6.9 - Lesson 6 Summary

Random effects of an ANOVA model represent measurements arising from a larger population. In other words, the levels or groups of the random effect that are observed can be considered as a sample from an original population. Random effects can also be subject effects. Consequently, in public health, a random effect is sometimes referred to as the subject-specific effect.

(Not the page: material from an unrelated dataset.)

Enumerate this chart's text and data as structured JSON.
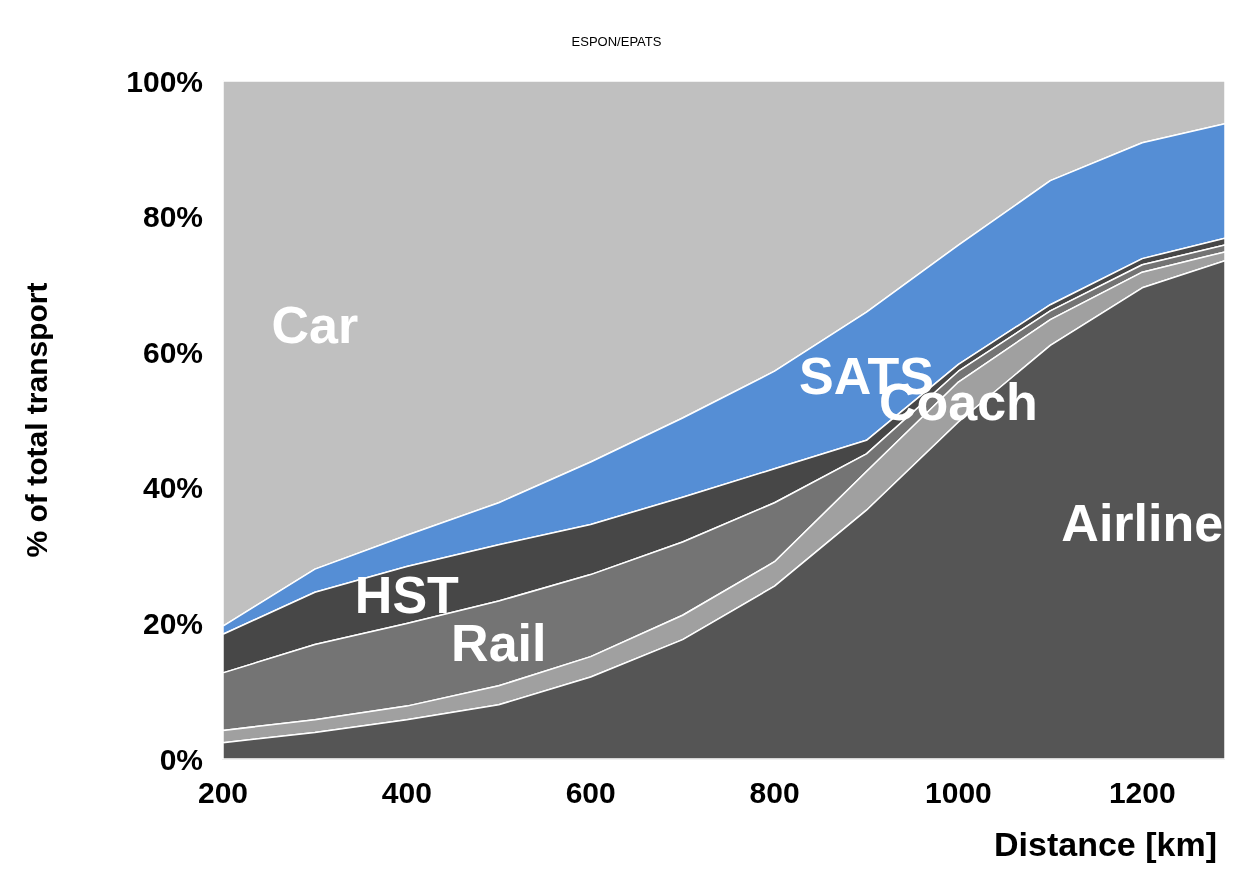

As all the levels of a random effect have the same mean, its significance is measured in terms of the variance with \(H_0\colon \sigma_{\tau}^2=0 \ \text{vs.}\ H_a\colon\sigma_{\tau}^2\gt0\). Note also that any interaction effect involving at least one random effect is also a random effect. Due to the added variability incurred by each random effect, the variance of the response now will have several components which are called variance components. In the most basic case only one single factor and no fixed effects, this compound variance of the response will be  \(\sigma_{Y}^2=\sigma_{\tau}^2+\sigma_{\epsilon}^2\), where \(\sigma_{\tau}^2\) is the variance component associated with the random factor. The intra-class correlation (ICC), defined in terms of the variance components, is a useful indicator of the high or low variability within groups (or subjects).

Mixed models introduced in section 6.5 include both fixed and random effects. Throughout the lesson, we learned how EMS quantities can be used to determine the correct F-test to test the hypotheses associated with the effects. EMS quantities can be thought of as the population counterparts of the mean sums of squares (MS) which are computable for each source in the ANOVA table.